Mexico and the United States have agreed to form a working group to collaborate on the fight against climate change.
After a lengthy meeting between President López Obrador and United States Special Presidential Envoy for Climate John Kerry in Mexico City on Wednesday, Foreign Minister Marcelo Ebrard announced an agreement to create the U.S.-Mexico Climate and Clean Energy Working Group.
Via the group, which will involve key agencies in both Mexico and the United States, the two countries will determine what actions they can take together to mitigate climate change, Ebrard told reporters.
López Obrador’s office and the United States Embassy in Mexico later issued similar statements on the objectives of the working group.
“During the bilateral meetings … the delegations of both countries reiterated the commitment to act swiftly and ambitiously on five lines of action for the purpose of combating the effects of climate change,” the president’s office said.
The U.S. statement said the policy focus areas of the working group will include: accelerating renewable energy development including solar supply chains; tackling methane emissions from oil and gas, waste, and agriculture; reducing transportation emissions through electrification and other strategies; eliminating deforestation and supporting nature-based solutions; and Nationally Determined Contributions (NDCs).
NDCs are efforts by individual countries to reduce national emissions and adapt to the impacts of climate change.
“The two sides … agreed to meet in the next 30 days to consider opportunities for rapidly enhancing clean energy deployment,” the U.S. statement said.
Mexico’s statement said that López Obrador had stressed to Kerry that the priority of his government is to put an end to corruption. In that context, the president “highlighted the urgent need to modify the current electricity scheme in Mexico.”
The Mexican Congress is set to vote as soon as next month on a proposed electricity reform that would guarantee 54% of the electricity market to the fossil fuel-dependent, state-owned Federal Electricity Commission (CFE) and thus limit the participation of private renewable firms.
The United States has raised a range of concerns about the planned constitutional change, arguing that it will have a negative impact on U.S. investment in Mexico, hinder U.S.-Mexico joint efforts on clean energy and climate and adversely affect Mexican consumers and the Mexican economy.
The U.S. statement said that Kerry and Ambassador to Mexico Ken Salazar “raised the significant concerns the Biden-Harris Administration has about Mexico’s current energy-sector proposal and the imperative to bolster open and competitive economies, consistent with USMCA,” the North America free trade agreement.
The USMCA prohibits favoring national companies, including state-owned ones, over firms from the other partner countries.
In an interview with news agency Reuters, Kerry said the talks with Mexican officials were “very constructive” and the two sides “found an enormous amount to agree on” vis-à-vis the benefits of using renewable energy.

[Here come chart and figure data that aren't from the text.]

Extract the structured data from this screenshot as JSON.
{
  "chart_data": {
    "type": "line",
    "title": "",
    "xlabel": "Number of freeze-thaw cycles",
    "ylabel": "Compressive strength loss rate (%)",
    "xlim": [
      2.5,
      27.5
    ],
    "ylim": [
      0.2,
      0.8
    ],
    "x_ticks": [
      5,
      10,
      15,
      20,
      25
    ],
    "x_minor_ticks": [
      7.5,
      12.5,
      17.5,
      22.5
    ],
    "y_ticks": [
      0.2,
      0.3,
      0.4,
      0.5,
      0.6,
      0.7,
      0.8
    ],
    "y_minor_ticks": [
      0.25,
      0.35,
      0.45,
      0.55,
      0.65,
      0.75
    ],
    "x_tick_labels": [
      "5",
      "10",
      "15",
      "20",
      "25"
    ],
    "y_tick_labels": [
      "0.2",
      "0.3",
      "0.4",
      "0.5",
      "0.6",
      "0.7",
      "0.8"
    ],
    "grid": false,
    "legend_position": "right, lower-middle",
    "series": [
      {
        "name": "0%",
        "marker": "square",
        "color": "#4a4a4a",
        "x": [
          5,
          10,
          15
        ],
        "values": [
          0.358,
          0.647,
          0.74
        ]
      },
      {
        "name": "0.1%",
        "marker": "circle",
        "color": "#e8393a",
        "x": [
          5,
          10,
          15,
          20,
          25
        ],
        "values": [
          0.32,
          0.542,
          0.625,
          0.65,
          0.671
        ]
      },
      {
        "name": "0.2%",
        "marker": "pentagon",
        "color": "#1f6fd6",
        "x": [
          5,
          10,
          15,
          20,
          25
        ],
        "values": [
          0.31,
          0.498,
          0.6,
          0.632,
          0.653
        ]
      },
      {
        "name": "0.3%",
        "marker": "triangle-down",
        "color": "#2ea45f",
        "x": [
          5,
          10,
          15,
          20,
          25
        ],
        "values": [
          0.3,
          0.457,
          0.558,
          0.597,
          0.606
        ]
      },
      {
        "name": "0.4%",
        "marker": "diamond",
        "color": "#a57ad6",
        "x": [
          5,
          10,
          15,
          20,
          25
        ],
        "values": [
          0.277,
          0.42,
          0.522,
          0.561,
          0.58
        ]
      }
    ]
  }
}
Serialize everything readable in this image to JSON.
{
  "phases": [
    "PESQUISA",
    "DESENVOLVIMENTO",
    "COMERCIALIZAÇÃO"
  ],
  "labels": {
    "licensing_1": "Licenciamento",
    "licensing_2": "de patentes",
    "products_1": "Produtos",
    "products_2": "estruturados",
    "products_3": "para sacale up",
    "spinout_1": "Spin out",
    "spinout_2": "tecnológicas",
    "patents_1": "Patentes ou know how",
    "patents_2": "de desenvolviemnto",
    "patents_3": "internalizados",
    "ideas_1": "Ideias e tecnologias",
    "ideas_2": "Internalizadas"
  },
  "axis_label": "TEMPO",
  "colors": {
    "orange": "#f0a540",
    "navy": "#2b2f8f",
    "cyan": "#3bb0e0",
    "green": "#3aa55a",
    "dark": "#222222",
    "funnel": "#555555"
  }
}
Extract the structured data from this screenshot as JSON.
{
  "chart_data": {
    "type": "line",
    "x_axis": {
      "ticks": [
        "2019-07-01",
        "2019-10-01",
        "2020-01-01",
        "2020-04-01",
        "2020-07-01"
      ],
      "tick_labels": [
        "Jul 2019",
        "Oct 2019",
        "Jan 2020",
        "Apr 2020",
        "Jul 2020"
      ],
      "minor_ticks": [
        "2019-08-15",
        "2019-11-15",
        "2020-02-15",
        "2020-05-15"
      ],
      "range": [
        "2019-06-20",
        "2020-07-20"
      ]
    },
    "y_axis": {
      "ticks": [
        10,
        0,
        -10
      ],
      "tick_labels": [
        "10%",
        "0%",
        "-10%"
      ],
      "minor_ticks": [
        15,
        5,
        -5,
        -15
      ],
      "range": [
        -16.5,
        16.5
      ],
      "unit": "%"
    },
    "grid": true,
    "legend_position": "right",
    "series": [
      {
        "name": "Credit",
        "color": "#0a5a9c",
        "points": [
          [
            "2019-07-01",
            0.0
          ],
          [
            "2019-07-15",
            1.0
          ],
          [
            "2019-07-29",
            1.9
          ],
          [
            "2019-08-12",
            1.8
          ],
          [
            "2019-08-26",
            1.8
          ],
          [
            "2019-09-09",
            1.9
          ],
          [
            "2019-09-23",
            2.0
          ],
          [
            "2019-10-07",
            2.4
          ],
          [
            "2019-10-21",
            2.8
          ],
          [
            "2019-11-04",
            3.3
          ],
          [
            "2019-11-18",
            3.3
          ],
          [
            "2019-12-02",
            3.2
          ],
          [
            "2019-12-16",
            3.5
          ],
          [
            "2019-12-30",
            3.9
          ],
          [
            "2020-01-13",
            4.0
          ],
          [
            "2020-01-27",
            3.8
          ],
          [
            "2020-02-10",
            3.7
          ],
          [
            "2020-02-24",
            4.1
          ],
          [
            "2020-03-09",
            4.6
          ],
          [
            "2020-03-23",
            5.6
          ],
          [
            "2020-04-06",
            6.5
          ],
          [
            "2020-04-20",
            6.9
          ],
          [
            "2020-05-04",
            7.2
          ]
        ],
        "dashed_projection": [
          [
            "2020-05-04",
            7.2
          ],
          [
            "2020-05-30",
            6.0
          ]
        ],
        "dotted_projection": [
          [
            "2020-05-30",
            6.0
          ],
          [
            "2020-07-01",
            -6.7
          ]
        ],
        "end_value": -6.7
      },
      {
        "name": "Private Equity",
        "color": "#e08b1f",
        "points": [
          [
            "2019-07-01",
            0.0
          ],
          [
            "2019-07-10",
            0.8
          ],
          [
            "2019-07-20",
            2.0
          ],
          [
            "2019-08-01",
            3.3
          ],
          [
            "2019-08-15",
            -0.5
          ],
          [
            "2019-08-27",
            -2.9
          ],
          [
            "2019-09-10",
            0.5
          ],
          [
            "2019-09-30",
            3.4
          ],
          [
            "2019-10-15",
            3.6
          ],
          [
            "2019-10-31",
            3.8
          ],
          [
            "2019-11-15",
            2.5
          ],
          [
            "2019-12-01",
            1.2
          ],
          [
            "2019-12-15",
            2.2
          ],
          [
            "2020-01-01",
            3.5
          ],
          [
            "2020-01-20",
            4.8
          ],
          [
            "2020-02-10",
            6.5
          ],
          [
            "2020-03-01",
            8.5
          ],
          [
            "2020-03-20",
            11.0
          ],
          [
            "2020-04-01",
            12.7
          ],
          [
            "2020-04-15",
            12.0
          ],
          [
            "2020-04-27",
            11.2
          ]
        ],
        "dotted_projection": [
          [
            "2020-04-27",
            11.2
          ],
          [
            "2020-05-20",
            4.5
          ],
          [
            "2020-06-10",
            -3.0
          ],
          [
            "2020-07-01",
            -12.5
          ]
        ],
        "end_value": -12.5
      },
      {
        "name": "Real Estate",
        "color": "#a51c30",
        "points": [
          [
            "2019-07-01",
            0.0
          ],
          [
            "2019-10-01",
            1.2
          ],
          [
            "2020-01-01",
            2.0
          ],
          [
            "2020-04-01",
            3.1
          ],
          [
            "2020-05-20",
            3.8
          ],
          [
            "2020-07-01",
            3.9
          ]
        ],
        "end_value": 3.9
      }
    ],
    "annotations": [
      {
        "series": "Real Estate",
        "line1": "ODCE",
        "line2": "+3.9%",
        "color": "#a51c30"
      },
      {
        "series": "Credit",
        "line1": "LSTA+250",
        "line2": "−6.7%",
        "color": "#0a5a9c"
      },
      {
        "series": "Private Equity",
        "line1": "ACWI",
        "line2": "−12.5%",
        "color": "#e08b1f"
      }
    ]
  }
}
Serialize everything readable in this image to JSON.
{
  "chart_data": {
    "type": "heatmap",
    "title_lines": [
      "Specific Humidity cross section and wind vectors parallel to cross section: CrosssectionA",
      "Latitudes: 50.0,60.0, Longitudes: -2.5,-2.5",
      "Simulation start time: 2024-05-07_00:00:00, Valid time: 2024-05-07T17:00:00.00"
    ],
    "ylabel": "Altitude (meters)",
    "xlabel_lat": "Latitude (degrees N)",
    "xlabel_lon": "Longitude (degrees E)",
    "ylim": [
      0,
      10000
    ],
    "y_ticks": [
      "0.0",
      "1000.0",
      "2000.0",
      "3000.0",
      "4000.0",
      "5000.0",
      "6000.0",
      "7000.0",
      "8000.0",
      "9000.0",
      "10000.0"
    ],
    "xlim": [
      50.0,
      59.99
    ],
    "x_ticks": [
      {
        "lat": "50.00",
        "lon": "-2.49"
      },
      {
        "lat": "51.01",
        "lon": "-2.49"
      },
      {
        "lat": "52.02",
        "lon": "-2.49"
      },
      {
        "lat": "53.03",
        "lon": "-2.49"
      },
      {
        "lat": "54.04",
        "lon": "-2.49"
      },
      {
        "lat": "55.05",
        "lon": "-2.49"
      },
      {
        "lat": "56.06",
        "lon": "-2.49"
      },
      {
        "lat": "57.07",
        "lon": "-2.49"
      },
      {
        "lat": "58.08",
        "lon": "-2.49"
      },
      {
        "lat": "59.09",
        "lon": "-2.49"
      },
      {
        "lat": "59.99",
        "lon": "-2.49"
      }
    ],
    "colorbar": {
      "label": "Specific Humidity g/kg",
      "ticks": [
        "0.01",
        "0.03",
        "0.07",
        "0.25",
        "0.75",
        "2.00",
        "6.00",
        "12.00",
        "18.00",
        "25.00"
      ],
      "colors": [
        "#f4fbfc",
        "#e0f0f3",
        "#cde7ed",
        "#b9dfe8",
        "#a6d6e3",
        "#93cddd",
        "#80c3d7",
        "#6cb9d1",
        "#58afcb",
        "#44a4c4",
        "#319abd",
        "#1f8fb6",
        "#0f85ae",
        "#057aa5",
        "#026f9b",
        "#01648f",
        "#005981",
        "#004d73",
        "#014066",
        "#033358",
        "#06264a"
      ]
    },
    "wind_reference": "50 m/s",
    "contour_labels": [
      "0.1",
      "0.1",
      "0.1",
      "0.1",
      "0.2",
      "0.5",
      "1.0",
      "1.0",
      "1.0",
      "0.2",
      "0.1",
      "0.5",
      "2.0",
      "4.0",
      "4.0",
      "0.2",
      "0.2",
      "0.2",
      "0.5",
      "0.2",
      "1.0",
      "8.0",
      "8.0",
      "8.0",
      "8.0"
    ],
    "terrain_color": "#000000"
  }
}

With regard to Mexico’s energy sector plans, “we expressed concerns that we not run up against the USMCA,” the U.S. climate czar said.
“[We said] that it’s important to have reforms that are going to be — and I think [López Obrador] wants this — that reforms will not act as a hindrance to an open and competitive market,” Kerry said.
“The key … is attracting investment and participation,” he told Reuters.
In earlier public remarks, Kerry said the U.S. government was ready to be “as helpful as we can be” in promoting the use of electric vehicles and renewable energy in Mexico. He said that the U.S. government is willing to offer financial and technological help to expedite the country’s efforts to combat climate change but stressed that “we respect completely the sovereignty of Mexico.”
“Mexico can play a vital, extraordinary role in our efforts to combat the climate crisis,” the envoy said. “… Working together, North America can become the world’s leading clean energy economy.”
López Obrador, who has promoted the continued use of fossil fuels while pinning his environmental credentials to the government’s reforestation efforts, said Tuesday that Mexico would ramp up its clean energy production if the United States supports the endeavor by providing low-interest loans.
Any loans provided by the United States could be used to fund the modernization of CFE’s aging hydroelectricity plants.
The president said Tuesday that he was committed to strengthening the CFE and guaranteeing that power prices don’t increase excessively. The federal government is also upgrading Pemex’s six existing refineries and building a new one on the Gulf coast in Tabasco. In addition, it recently reached an agreement to purchase Shell Oil Company’s share of the jointly-owned Deer Park oil refinery near Houston, Texas.
As part of López Obrador’s quest to reach national self-sufficiency for fuel – and to bolster his environmental credentials – the state oil company intends to slash crude oil exports this year and end them in 2023.
But there is skepticism that Pemex will be capable of refining all of its own crude given its poor operating and safety record, and López Obrador’s commitment to meaningful action on climate change has been called into question.
Mexico took second place in the Climate Action Network’s “Fossil of the Day” award at last year’s United Nations Climate Change Conference in Glasgow, Scotland, “for pumping more, not less, money into the fossil fuel industry, building oil refineries, and delaying policies aimed at carbon emissions reductions.”